Russian Opposition Leader Navalny Ends Hunger Strike

Published: 23 April 2021

Navalny Jail Photo

Russian opposition leader, Alexei Navalny, ended three-week long hunger strike. (Photo: Navalny, Instagram)

By Zdravko Ljubas

Incarcerated Russian opposition leader Alexei Navalny ended his three-weeks-long hunger strike after prison authorities transferred him to a civil hospital, where doctors persuaded him to start eating again.

Navalny stopped eating in protest of prison authorities not letting him see a doctor. After mass protests in Russia on Wednesday and multiple international appeals, he was eventually transferred to a civil hospital, Navalny’s supporters announced Friday.

“Doctors yesterday said that we achieved enough for me to stop the hunger strike,” read Navalny's tweet.

A group of independent doctors, including specialists in cardiology, neurosurgery, anesthesiology, ophthalmology and general practice were allowed to examine Navalny in a hospital in Vladimir.

“Further fasting can cause significant harm to Alexei’s health and can lead to the saddest outcome - to death,” doctors wrote in a letter, which one of them, Anastasia Vasilieva MD, leader of the “Alliance of Doctors” union, posted on Twitter.

The doctors requested that authorities allow them to regularly check Navalny;s health and insisted he should be promptly transferred to a multidisciplinary hospital in Moscow.

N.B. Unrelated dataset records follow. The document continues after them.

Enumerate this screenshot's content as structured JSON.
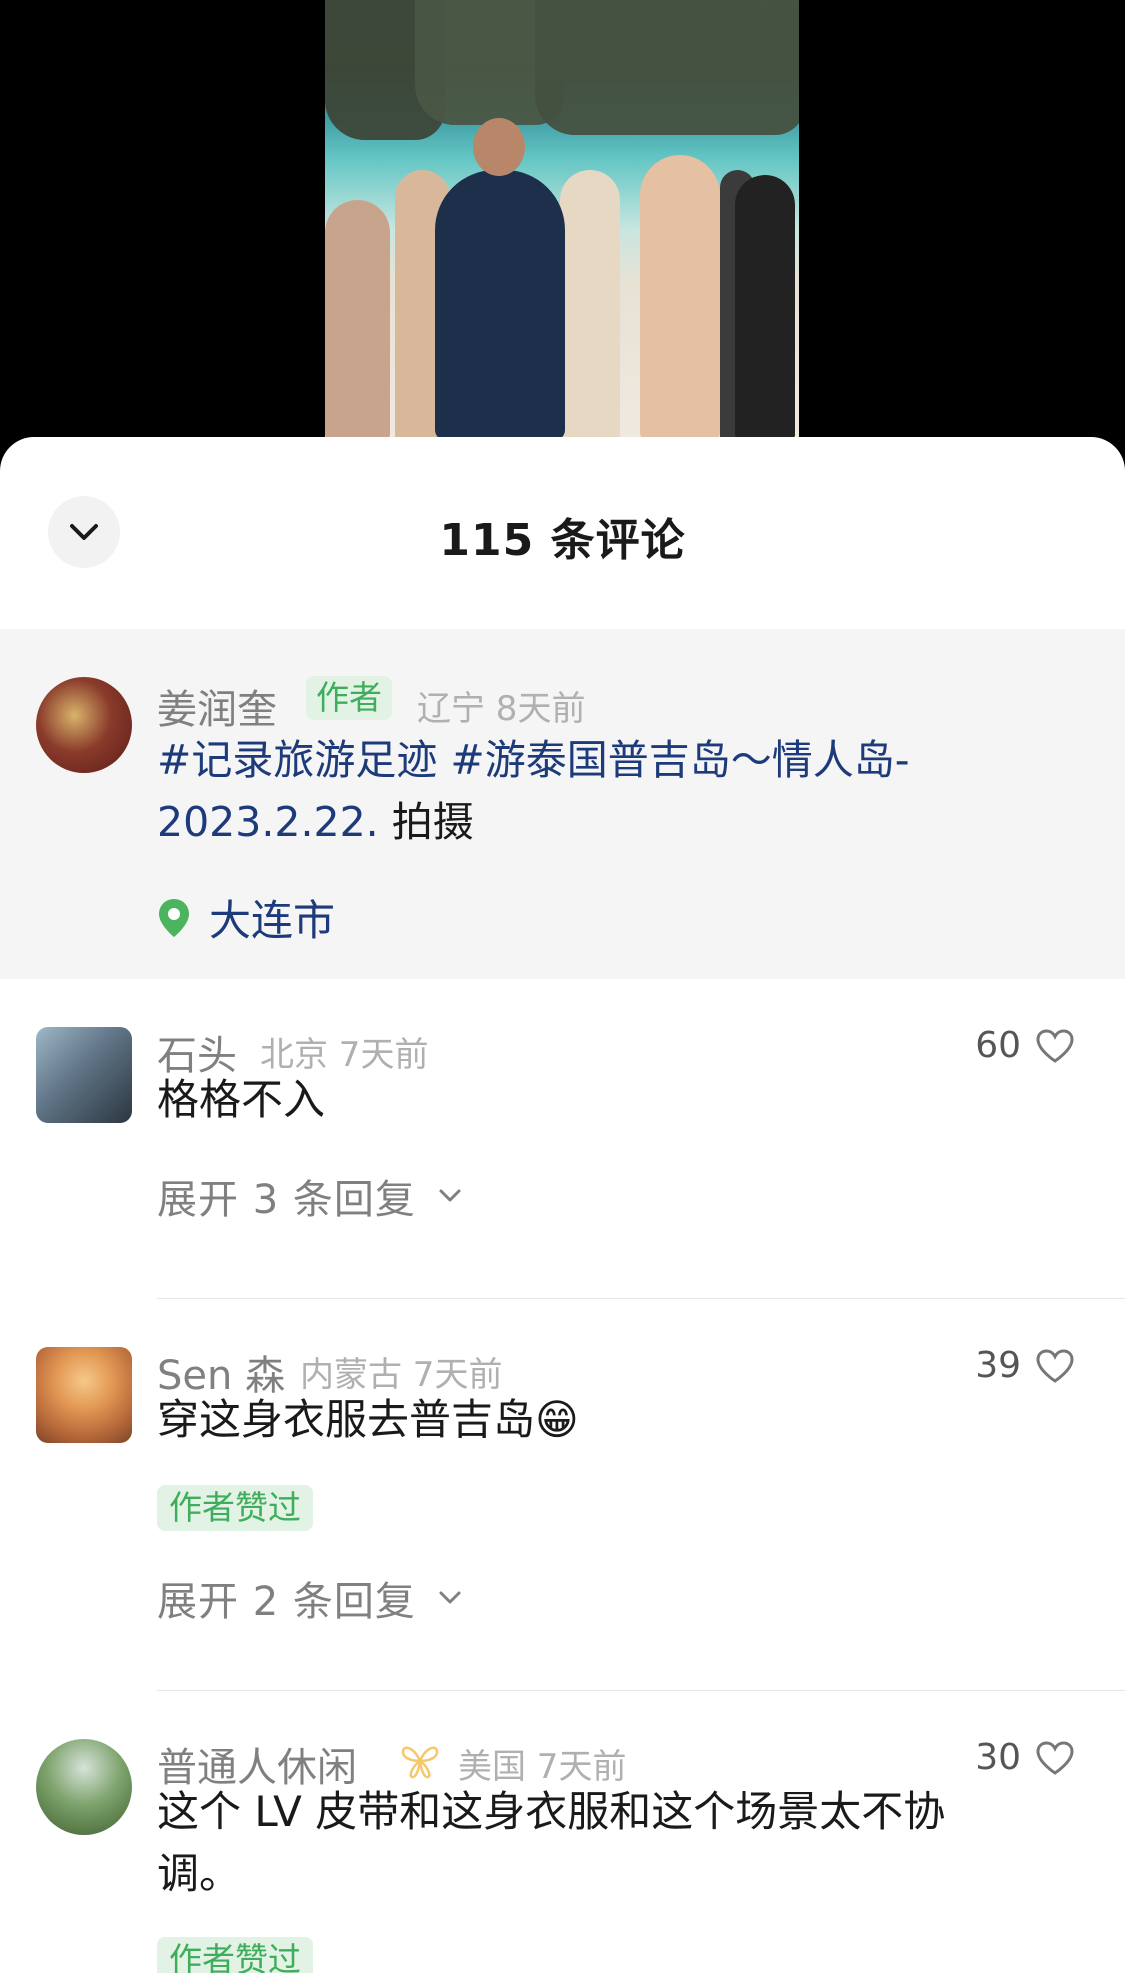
{
  "sheet": {
    "title": "115 条评论",
    "collapse_icon": "chevron-down-icon"
  },
  "author_post": {
    "name": "姜润奎",
    "tag": "作者",
    "meta": "辽宁 8天前",
    "text_line1": "#记录旅游足迹 #游泰国普吉岛～情人岛-",
    "text_line2_prefix": "2023.2.22.",
    "text_line2_suffix": " 拍摄",
    "location": "大连市"
  },
  "comments": [
    {
      "name": "石头",
      "meta": "北京 7天前",
      "text": "格格不入",
      "likes": "60",
      "expand": "展开 3 条回复"
    },
    {
      "name": "Sen 森",
      "meta": "内蒙古 7天前",
      "text": "穿这身衣服去普吉岛😁",
      "likes": "39",
      "badge": "作者赞过",
      "expand": "展开 2 条回复"
    },
    {
      "name": "普通人休闲",
      "meta": "美国 7天前",
      "text": "这个 LV 皮带和这身衣服和这个场景太不协调。",
      "likes": "30",
      "badge": "作者赞过"
    }
  ],
  "colors": {
    "accent_green": "#3fae5c",
    "link_blue": "#1d3a7a",
    "butterfly": "#f5c86a"
  }
}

“Only there, given the complexity of his condition due to the previous severe damage to the nervous system by a chemical warfare agent, he can be provided with proper care and medical assistance at the proper level,” the doctors explained.

While Navalny’s supporters continue with their campaign to get him out of jail, Russian authorities also continue their persecution of independent media, labelling them as “foreign agents.”

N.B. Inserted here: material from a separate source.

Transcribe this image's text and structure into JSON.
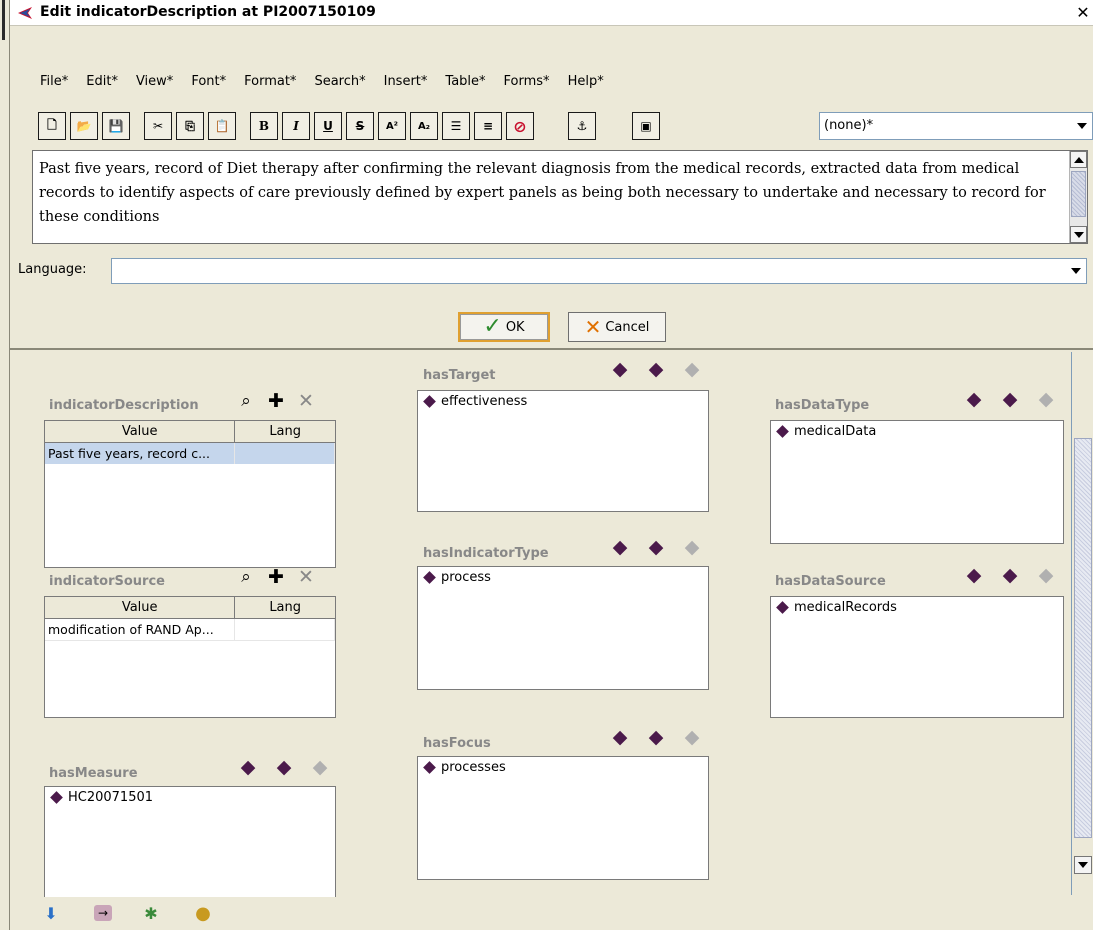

The Russian Justice Ministry on Friday extended its so-called “Register of foreign mass media performing the functions of a foreign agent,” adding the Meduza news outlet, based in Riga, Latvia, to the list, as well as The First Anti-Corruption Media (PASMI), Russian media specialized in the fight against corruption in the country.

Reporters Without Borders (RSF) condemned the Russian authorities’ attitude toward journalists, pointing out that at least ten journalists were arrested during the “Free-Navalny” protest across Russia.

The organization, which fights for freedom of information, called on the Russian authorities to “order the police to let journalists do their job.”